I saw 63 Up as a long film but its press kit positions it as three television episodes. This would explain why, unlike some of the earlier documentaries, it doesn’t jump from interviewee to interviewee as frequently. Another change that has happened since the advent of the Up Series: the lines between serial television and film have been blurred. In critics groups in which I voted, I argued against including The People vs. O.J. Simpson as a documentary “film” even if it had a handful of theatrical screenings to become awards eligible. It isn’t just where you watch it that differentiates film from television. The changes in venue create different rhythms and structures. What is structurally repetitive in a film — now Michael asks participants to reflect on class issues, now he asks them about fears of aging — can be perfectly fine in a series of shorter episodes.

So, yes, I have reservations, but they are “film critic” reservations. Will most people care whether it’s a film or a mini-series? Not really. Will anyone who cares enough about these people to watch this care whether they say anything new or profound? I doubt it.

One of my mild surprises is hardly limited to this particular iteration. Given that the participants are nearer the end than the beginning, there seemed to me to be little religious reflection or expression. Perhaps this reticence has to do with British culture in comparison to American — where we are a bit more public about religion. Perhaps it is generational in that the 20th century certainly seemed to see a waning in religious belief. Or perhaps we have inherited the “carpe diem” mindset of the Romantics more than we know. Bruce, who wanted to be a missionary when he was seven, speaks of family and jobs when assessing his life’s meaning. That’s typical, and perhaps to a certain mindset, as it should be.

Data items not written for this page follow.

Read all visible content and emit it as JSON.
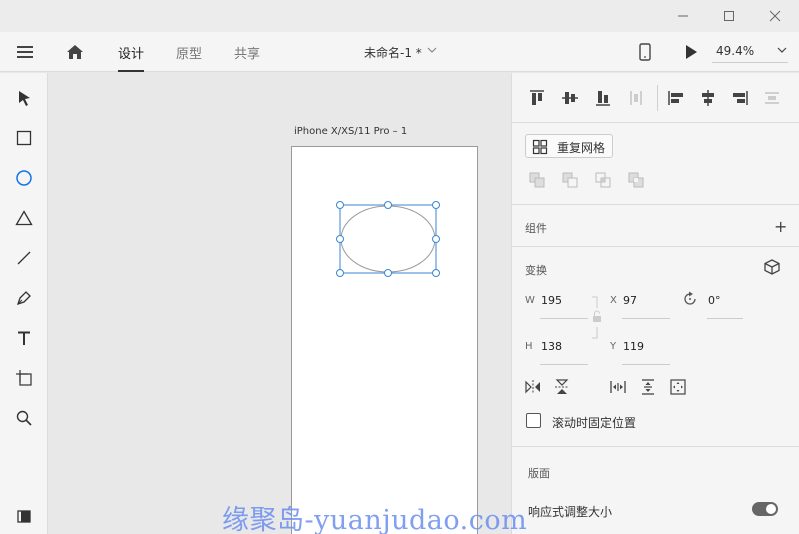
{
  "window": {
    "controls": [
      "minimize-icon",
      "maximize-icon",
      "close-icon"
    ]
  },
  "menubar": {
    "tabs": [
      {
        "label": "设计",
        "active": true
      },
      {
        "label": "原型",
        "active": false
      },
      {
        "label": "共享",
        "active": false
      }
    ],
    "document_name": "未命名-1 *",
    "zoom": "49.4%"
  },
  "toolbar": {
    "tools": [
      "select-icon",
      "rectangle-icon",
      "ellipse-icon",
      "triangle-icon",
      "line-icon",
      "pen-icon",
      "text-icon",
      "artboard-icon",
      "zoom-icon",
      "plugins-icon"
    ],
    "active_tool": "ellipse-icon"
  },
  "canvas": {
    "artboard_name": "iPhone X/XS/11 Pro – 1"
  },
  "panel": {
    "repeat_grid_label": "重复网格",
    "components_title": "组件",
    "transform_title": "变换",
    "w_label": "W",
    "w_value": "195",
    "x_label": "X",
    "x_value": "97",
    "rotation_value": "0°",
    "h_label": "H",
    "h_value": "138",
    "y_label": "Y",
    "y_value": "119",
    "fixed_scroll_label": "滚动时固定位置",
    "layout_title": "版面",
    "responsive_label": "响应式调整大小"
  },
  "watermark": "缘聚岛-yuanjudao.com",
  "colors": {
    "accent": "#1473e6",
    "selection": "#3a86d1"
  }
}
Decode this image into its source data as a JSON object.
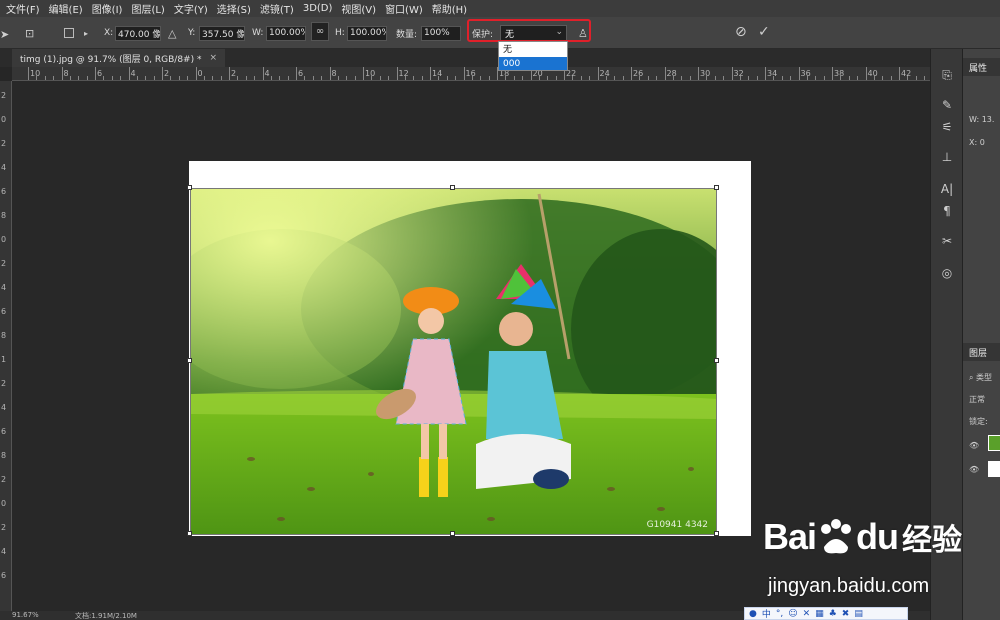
{
  "menu": [
    "文件(F)",
    "编辑(E)",
    "图像(I)",
    "图层(L)",
    "文字(Y)",
    "选择(S)",
    "滤镜(T)",
    "3D(D)",
    "视图(V)",
    "窗口(W)",
    "帮助(H)"
  ],
  "options": {
    "x_label": "X:",
    "x_value": "470.00 像素",
    "y_label": "Y:",
    "y_value": "357.50 像素",
    "w_label": "W:",
    "w_value": "100.00%",
    "h_label": "H:",
    "h_value": "100.00%",
    "amount_label": "数量:",
    "amount_value": "100%",
    "protect_label": "保护:",
    "protect_value": "无",
    "protect_options": [
      "无",
      "000"
    ]
  },
  "document_tab": {
    "title": "timg (1).jpg @ 91.7% (图层 0, RGB/8#) *",
    "close": "×"
  },
  "ruler_top_labels": [
    "10",
    "8",
    "6",
    "4",
    "2",
    "0",
    "2",
    "4",
    "6",
    "8",
    "10",
    "12",
    "14",
    "16",
    "18",
    "20",
    "22",
    "24",
    "26",
    "28",
    "30",
    "32",
    "34",
    "36",
    "38",
    "40",
    "42",
    "44"
  ],
  "ruler_left_labels": [
    "2",
    "0",
    "2",
    "4",
    "6",
    "8",
    "0",
    "2",
    "4",
    "6",
    "8",
    "1",
    "2",
    "4",
    "6",
    "8",
    "2",
    "0",
    "2",
    "4",
    "6"
  ],
  "photo": {
    "watermark_id": "G10941 4342"
  },
  "panels": {
    "properties_tab": "属性",
    "properties_w": "W:",
    "properties_w_value": "13.",
    "properties_x": "X:",
    "properties_x_value": "0",
    "layers_tab": "图层",
    "layers_search": "类型",
    "layers_mode": "正常",
    "layers_lock": "锁定:"
  },
  "status": {
    "zoom": "91.67%",
    "doc": "文档:1.91M/2.10M"
  },
  "baidu": {
    "logo_left": "Bai",
    "logo_right": "du",
    "logo_cn": "经验",
    "url": "jingyan.baidu.com"
  },
  "ime": {
    "mode": "中"
  },
  "colors": {
    "highlight": "#e0202a",
    "selected_option": "#1a73d1"
  }
}
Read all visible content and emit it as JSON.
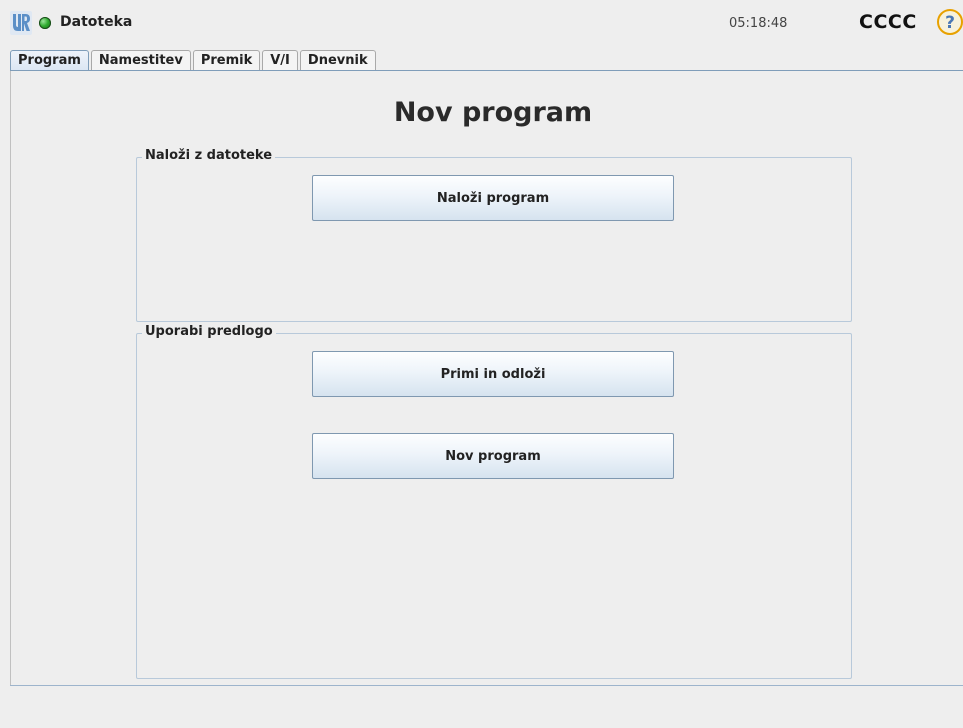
{
  "header": {
    "app_title": "Datoteka",
    "clock": "05:18:48",
    "robot_name": "CCCC",
    "status_color": "#2eaa2e"
  },
  "tabs": [
    {
      "label": "Program",
      "active": true
    },
    {
      "label": "Namestitev",
      "active": false
    },
    {
      "label": "Premik",
      "active": false
    },
    {
      "label": "V/I",
      "active": false
    },
    {
      "label": "Dnevnik",
      "active": false
    }
  ],
  "main": {
    "title": "Nov program",
    "load_group": {
      "legend": "Naloži z datoteke",
      "load_button": "Naloži program"
    },
    "template_group": {
      "legend": "Uporabi predlogo",
      "pick_place_button": "Primi in odloži",
      "new_program_button": "Nov program"
    }
  },
  "icons": {
    "logo": "ur-logo-icon",
    "status": "status-led-icon",
    "help": "help-icon"
  },
  "colors": {
    "accent": "#7f9db9",
    "help": "#e8a100"
  }
}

The film–and perhaps the series–ends with Neil speaking of the heartbreak of unrealized potential. It is hard to tell if ending with Neil is a thematic choice on Apted’s part or just a way a prolonging suspense since his precarious state in previous iterations has been the closest thing that the Up series has had to a cliffhanger hook. A film that started with Neil and ended with, say, Tony (who more or less endorses the film’s thesis) might be more emotionally self-congratulatory, but I don’t think it would be all that different in meaning. In the end, it was not whether or not the thesis was validated that made the series so beloved; it was the audacity of the project itself.